I assume that the issue with steps<=2 comes from using the PNDM scheduler? I plan to do a PR that adds SDTurbo support along with my EulerDiscreteScheduler implementation. But have to re-adapt it a bit to this codebase first since I diverged a bit from it during experimentation.

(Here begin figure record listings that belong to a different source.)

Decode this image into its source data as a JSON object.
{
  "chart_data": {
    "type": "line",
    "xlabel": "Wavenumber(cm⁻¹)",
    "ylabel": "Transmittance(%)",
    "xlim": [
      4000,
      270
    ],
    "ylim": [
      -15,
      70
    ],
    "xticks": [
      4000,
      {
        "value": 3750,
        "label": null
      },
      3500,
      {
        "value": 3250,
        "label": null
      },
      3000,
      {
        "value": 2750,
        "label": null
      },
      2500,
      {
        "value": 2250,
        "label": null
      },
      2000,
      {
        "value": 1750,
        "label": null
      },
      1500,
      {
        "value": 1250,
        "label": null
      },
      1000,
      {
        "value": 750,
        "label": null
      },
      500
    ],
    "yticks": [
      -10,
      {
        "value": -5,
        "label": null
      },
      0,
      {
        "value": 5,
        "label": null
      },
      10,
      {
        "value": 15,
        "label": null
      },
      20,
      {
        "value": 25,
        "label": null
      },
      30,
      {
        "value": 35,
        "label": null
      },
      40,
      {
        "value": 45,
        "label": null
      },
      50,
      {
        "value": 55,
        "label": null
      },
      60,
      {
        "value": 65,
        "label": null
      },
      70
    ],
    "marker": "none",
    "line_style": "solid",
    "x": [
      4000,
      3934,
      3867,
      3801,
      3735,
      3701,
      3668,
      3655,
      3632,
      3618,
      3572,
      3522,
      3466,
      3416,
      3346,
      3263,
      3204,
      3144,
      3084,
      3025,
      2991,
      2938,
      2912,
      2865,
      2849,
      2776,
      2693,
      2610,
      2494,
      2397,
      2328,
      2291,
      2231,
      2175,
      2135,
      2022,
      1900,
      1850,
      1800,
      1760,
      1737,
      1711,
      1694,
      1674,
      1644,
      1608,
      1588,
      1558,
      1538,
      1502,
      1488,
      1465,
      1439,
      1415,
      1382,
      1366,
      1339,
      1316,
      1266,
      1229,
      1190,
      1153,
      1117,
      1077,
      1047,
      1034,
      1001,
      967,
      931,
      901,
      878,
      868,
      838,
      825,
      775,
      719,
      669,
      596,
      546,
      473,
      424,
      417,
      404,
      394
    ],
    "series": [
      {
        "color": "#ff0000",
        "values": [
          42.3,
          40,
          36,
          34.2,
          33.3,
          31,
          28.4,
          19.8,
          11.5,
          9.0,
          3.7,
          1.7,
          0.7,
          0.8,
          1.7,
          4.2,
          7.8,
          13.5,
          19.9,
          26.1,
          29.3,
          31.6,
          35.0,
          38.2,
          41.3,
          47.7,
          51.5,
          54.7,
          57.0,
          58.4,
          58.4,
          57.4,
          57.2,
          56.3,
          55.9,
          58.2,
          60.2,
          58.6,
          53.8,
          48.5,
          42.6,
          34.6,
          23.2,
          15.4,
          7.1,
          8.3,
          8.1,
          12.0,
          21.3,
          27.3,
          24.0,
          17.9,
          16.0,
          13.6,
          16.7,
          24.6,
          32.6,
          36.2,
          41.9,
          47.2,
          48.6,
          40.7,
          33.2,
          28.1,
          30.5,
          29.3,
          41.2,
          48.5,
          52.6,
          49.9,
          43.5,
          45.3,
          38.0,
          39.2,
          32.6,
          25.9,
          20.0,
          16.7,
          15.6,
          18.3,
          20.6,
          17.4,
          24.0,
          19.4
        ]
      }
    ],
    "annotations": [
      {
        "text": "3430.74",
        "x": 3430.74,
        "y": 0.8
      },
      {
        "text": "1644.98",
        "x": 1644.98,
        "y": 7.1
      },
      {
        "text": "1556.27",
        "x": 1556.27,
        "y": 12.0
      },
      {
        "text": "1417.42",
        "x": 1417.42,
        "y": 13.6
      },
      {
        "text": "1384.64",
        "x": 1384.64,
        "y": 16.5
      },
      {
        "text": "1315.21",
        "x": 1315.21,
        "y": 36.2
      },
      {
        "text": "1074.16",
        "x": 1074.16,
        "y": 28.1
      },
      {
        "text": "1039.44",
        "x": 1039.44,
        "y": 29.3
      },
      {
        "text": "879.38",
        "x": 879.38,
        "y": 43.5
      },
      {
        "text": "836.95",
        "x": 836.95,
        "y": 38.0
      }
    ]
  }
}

In the meantime here's the step function in case it's helpful:

step(
    modelOutput: Tensor,
    timestep: number,
    sample: Tensor,
    s_churn: number = 0.0,
    s_tmin: number = 0.0,
    s_tmax: number = Infinity,
    s_noise: number = 1.0
  ) {
    if (this.numInferenceSteps === null) {
      throw new Error(
        "Number of inference steps is 'null', you need to run 'setTimesteps' after creating the scheduler"
      )
    }

    const sigma = this.sigmas.data[this.stepIndex]

    // Get gama with the equivalent of this python code
    let gamma = 0.0
    if (s_tmin <= sigma && sigma <= s_tmax) {
      gamma = Math.min(
        s_churn / (this.sigmas.data.length - 1),
        Math.sqrt(2) - 1
      )
    }

    const noise = randomNormalTensor(modelOutput.dims)

    const eps = noise.mul(s_noise)
    const sigma_hat = sigma * (gamma + 1)

    if (gamma > 0) {
      sample = sample.add(eps.mul(sigma_hat ** 2 - sigma ** 2).sqrt())
    }

    // # 1. compute predicted original sample (x_0) from sigma-scaled predicted noise
    // # config.prediction_type == "epsilon":
    const denoised = sample.sub(modelOutput.mul(sigma_hat))

    // 2. Convert to an ODE derivative
    const derivative = sample.sub(denoised).div(sigma_hat)

    const dt = this.sigmas.data[this.stepIndex + 1] - sigma_hat

    const prevSample = sample.add(derivative.mul(dt))

    this.stepIndex++

    return prevSample
  }

Answer 9 · 2024-01-17T14:39:43.000Z

Yes you are correct, I was using the PNDM Scheduler instead of my implementation of the EulerDiscreteScheduler. But there must be something wrong with my implementation of the scheduler because I get a black image at the end. More than likely the issue is in my setTimesteps() function.

I'll wait for your PR so as not to take more time from you. Thank you for your assistance, very much appreciated!

Answer 10 · 2024-01-20T11:38:36.000Z

@jdp8 I've started a draft PR here. It's still WIP & needs cleaning but the relevant code should be there (it works in the react example app)

Answer 11 · 2024-01-23T18:07:17.000Z

Awesome, thank you so much! I'll test it out and look into it to see if I can help with anything else.